Thread
Are you still deploying uncompressed ML models in 2023?

STOP.

Apply Gradual Magnitude Pruning (GMP), the current KING in ML model pruning, to reduce the size of large models by 20X without loss of accuracy.

Here's how to apply GMP in 5 steps.
--A Thread--
๐Ÿงต
Step 1: Train a network

Start by training a network in the normal way.
Step 2: Stabilize the model

Stabilization is done by retraining the network at a high learning rate, enabling the process to converge to a stable point before pruning starts.

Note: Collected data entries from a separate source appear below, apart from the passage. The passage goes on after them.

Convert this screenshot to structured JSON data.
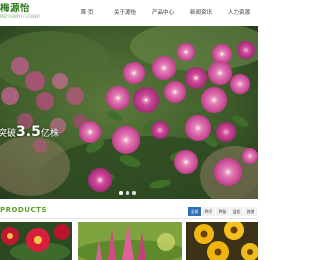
{
  "header": {
    "logo_title": "梅源怡",
    "logo_subtitle": "MEIYUANYI FLOWER"
  },
  "nav": {
    "items": [
      {
        "label": "首 页"
      },
      {
        "label": "关于源怡"
      },
      {
        "label": "产品中心"
      },
      {
        "label": "新闻资讯"
      },
      {
        "label": "人力资源"
      }
    ]
  },
  "banner": {
    "caption_prefix": "突破",
    "caption_number": "3.5",
    "caption_suffix": "亿株",
    "slides_total": 3,
    "active_slide": 1
  },
  "products": {
    "title": "PRODUCTS",
    "tabs": [
      {
        "label": "全部",
        "active": true
      },
      {
        "label": "种子",
        "active": false
      },
      {
        "label": "种苗",
        "active": false
      },
      {
        "label": "盆花",
        "active": false
      },
      {
        "label": "其他",
        "active": false
      }
    ]
  },
  "colors": {
    "brand_green": "#5aa12a",
    "nav_active_blue": "#2f6fb4",
    "petunia_magenta": "#d8479a"
  }
}
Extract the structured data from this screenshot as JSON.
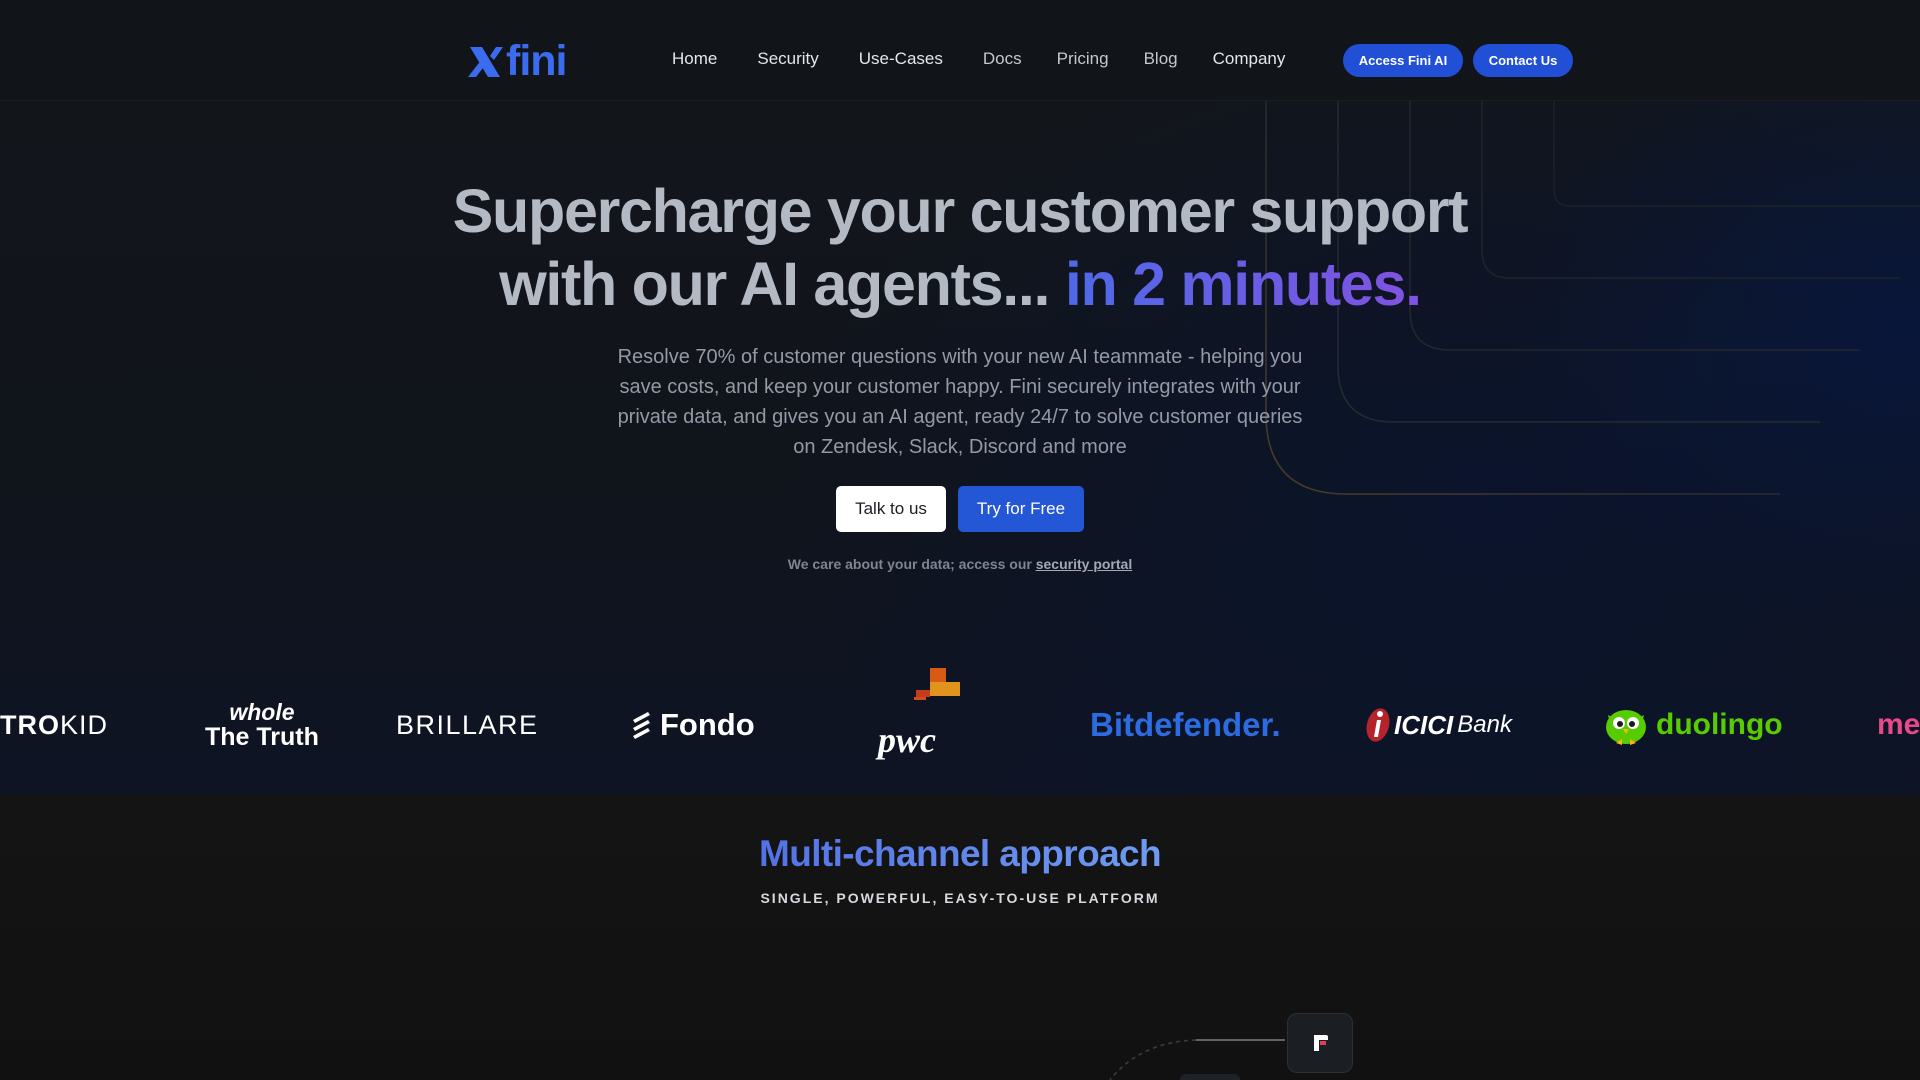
{
  "nav": {
    "logo_text": "fini",
    "links": [
      "Home",
      "Security",
      "Use-Cases",
      "Docs",
      "Pricing",
      "Blog",
      "Company"
    ],
    "access_button": "Access Fini AI",
    "contact_button": "Contact Us"
  },
  "hero": {
    "headline_line1": "Supercharge your customer support",
    "headline_line2": "with our AI agents...",
    "headline_accent": "in 2 minutes.",
    "subtext": "Resolve 70% of customer questions with your new AI teammate - helping you save costs, and keep your customer happy. Fini securely integrates with your private data, and gives you an AI agent, ready 24/7 to solve customer queries on Zendesk, Slack, Discord and more",
    "cta_talk": "Talk to us",
    "cta_try": "Try for Free",
    "data_note_prefix": "We care about your data; access our",
    "data_note_link": "security portal"
  },
  "logos": {
    "items": [
      "TROKID",
      "whole The Truth",
      "BRILLARE",
      "Fondo",
      "pwc",
      "Bitdefender.",
      "ICICI Bank",
      "duolingo",
      "me"
    ],
    "whole_top": "whole",
    "whole_bottom": "The Truth",
    "trokid_bold": "TRO",
    "trokid_light": "KID",
    "icici_bold": "ICICI",
    "icici_light": "Bank",
    "colors": {
      "bitdefender": "#2d6be0",
      "duolingo": "#58cc02",
      "icici": "#b5232d",
      "pwc_orange": "#e0701d",
      "partial_pink": "#e64a8a"
    }
  },
  "section": {
    "title": "Multi-channel approach",
    "subtitle": "SINGLE, POWERFUL, EASY-TO-USE PLATFORM"
  },
  "theme": {
    "brand_blue": "#2150d6",
    "accent_gradient": [
      "#4f69e8",
      "#8152e0"
    ]
  }
}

A learning rate that's too high can cause the model to diverge or fail to train during pruning.
Step 3: Start pruning

At the start of epoch 1, set the sparsity for all layers to be pruned to 5%.

Epoch values and sparsity will vary based on the model's training process.

Pruning should be done for a third to half of the training time.
Step 4: Remove weights iteratively

Iteratively set the weights closest to zero to 0 once per epoch until 90% sparsity is reached at epoch 35.

Why not prune all the weights at once?

Pruning in steps enables the network to regularize and adjust weights to reconverge.
Step 5: Hold sparsity constant

Hold the sparsity constant at 90%, continue training, and reduce the learning rate until epoch 60 to ensure the model recovers from any loss suffered during the pruning process.

Fine-tuning is done for less than one-fourth of the training time.
You can implement GMP from scratch, or you can try pruning your model with SparseML.

SparseML uses GMP and a host of other state-of-the-art pruning and quantization techniques to compress the model without loss of accuracy.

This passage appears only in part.